J´suis prête*
Quel coeur fragile, Berserken ! =D
Merci Amaouss ^^ (Wang
10 Mercis + un Mervci
)
Il s’en est passé des choses depuis ma rencontre avec Rebecca, mais ce n’est que maintenant que je peux les écrire. C’était encore pire que je l’imaginais.
Le train s’est crashé. On a atterri dans un hangar en flammes. A part ça, tout allait bien. Tout allait très bien.
Puis après avoir emprunté des égouts, on est arrivés dans une espèce d’hall. Bien symétrique, tout ça. Sur le tapis rouge, le symbole d’Umbrella y était brodé. C’était peut-être le fameux centre de formation dont j’avais entendu parler il y a quelques temps, avant que je prenne du service dans les Marines ?
En tout cas, il semblait désert. Mais une fois de plus, je me trompais. Tout le centre était infesté de monstres. On avait tous les deux les sens en alerte, guettant le moindre bruit qui trahirait la présence d’un monstre au détour d’un couloir ou l’index toujours placé sur la détente, au cas où. C’était une vraie épreuve psychologique qu’on subissait, et il fallait vraiment avoir les nerfs solides pour ne pas se tirer une balle dans la tête au milieu de cet enfer. Si j’avais été seul, j’aurais sûrement fait ça, d’ailleurs. Mais je pouvais compter sur la jeune S.T.A.R.S. et nous nous épaulions mutuellement.
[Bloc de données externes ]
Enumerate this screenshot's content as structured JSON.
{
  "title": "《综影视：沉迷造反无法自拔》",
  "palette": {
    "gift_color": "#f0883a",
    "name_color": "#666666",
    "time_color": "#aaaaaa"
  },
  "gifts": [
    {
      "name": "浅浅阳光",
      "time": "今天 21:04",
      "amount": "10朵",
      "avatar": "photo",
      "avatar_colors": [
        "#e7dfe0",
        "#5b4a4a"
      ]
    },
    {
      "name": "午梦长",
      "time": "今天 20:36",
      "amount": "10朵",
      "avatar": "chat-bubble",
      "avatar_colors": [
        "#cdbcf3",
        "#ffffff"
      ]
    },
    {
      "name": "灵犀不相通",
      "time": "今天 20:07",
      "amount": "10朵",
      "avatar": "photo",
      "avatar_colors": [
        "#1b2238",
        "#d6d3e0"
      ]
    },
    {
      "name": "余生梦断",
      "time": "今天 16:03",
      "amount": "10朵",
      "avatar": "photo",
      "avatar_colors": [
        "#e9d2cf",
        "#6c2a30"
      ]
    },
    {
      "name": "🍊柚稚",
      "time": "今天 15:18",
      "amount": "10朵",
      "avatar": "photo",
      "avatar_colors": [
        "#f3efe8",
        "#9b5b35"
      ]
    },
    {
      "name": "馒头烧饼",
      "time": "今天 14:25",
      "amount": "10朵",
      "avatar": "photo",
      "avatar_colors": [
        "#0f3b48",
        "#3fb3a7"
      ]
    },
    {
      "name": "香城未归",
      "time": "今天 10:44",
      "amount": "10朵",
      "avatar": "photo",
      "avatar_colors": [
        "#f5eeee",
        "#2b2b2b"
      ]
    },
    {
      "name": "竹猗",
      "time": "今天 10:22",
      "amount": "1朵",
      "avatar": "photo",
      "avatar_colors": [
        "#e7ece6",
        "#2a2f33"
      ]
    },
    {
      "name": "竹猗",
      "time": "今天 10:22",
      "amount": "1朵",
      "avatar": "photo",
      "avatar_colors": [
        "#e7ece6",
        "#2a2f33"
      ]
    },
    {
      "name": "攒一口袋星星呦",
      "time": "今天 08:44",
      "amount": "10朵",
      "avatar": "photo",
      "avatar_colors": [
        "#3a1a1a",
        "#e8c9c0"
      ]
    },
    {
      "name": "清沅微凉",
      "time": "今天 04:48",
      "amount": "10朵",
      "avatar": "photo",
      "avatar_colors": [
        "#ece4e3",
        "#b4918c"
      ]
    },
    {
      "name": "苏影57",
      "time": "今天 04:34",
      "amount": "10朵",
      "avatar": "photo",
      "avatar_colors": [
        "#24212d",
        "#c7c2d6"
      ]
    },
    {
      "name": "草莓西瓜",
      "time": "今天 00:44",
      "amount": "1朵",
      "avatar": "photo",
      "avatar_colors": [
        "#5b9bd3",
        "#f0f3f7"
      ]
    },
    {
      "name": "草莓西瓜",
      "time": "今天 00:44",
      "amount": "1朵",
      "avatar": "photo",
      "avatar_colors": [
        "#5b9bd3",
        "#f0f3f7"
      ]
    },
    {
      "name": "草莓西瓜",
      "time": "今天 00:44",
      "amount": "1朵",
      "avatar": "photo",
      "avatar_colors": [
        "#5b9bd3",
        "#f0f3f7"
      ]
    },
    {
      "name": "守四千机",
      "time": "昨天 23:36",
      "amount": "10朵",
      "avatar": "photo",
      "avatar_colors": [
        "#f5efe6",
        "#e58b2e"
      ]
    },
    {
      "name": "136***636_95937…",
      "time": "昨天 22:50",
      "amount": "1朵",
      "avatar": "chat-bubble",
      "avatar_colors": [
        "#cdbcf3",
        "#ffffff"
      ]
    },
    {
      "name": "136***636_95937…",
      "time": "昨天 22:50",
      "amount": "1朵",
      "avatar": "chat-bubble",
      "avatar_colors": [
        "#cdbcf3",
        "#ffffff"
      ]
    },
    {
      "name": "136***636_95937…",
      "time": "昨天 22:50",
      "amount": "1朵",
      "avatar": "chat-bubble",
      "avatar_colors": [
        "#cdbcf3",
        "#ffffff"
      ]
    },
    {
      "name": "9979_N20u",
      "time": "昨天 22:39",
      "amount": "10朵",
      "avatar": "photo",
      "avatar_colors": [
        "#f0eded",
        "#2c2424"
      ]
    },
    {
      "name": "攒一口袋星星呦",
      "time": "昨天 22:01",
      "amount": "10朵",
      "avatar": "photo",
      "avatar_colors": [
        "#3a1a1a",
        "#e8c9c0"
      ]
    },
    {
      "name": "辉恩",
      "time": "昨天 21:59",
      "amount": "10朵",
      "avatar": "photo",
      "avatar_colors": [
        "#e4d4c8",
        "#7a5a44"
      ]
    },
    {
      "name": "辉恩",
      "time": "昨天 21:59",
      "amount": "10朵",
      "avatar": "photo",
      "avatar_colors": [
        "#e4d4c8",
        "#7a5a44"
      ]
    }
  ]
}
Grâce à ma carrure, je pouvais déplacer pratiquement n’importe quoi, contrairement à Rebecca. En revanche, elle était une infirmière et pouvait créer de puissants médicaments pouvant remettre n’importe quelle personne mourante en bonne santé, grâce aux herbes poussant naturellement dans la région. J’étais incapable de faire cela et j’étais admiratif quand je la voyais à l’œuvre. Et puis ça nous serait très utile.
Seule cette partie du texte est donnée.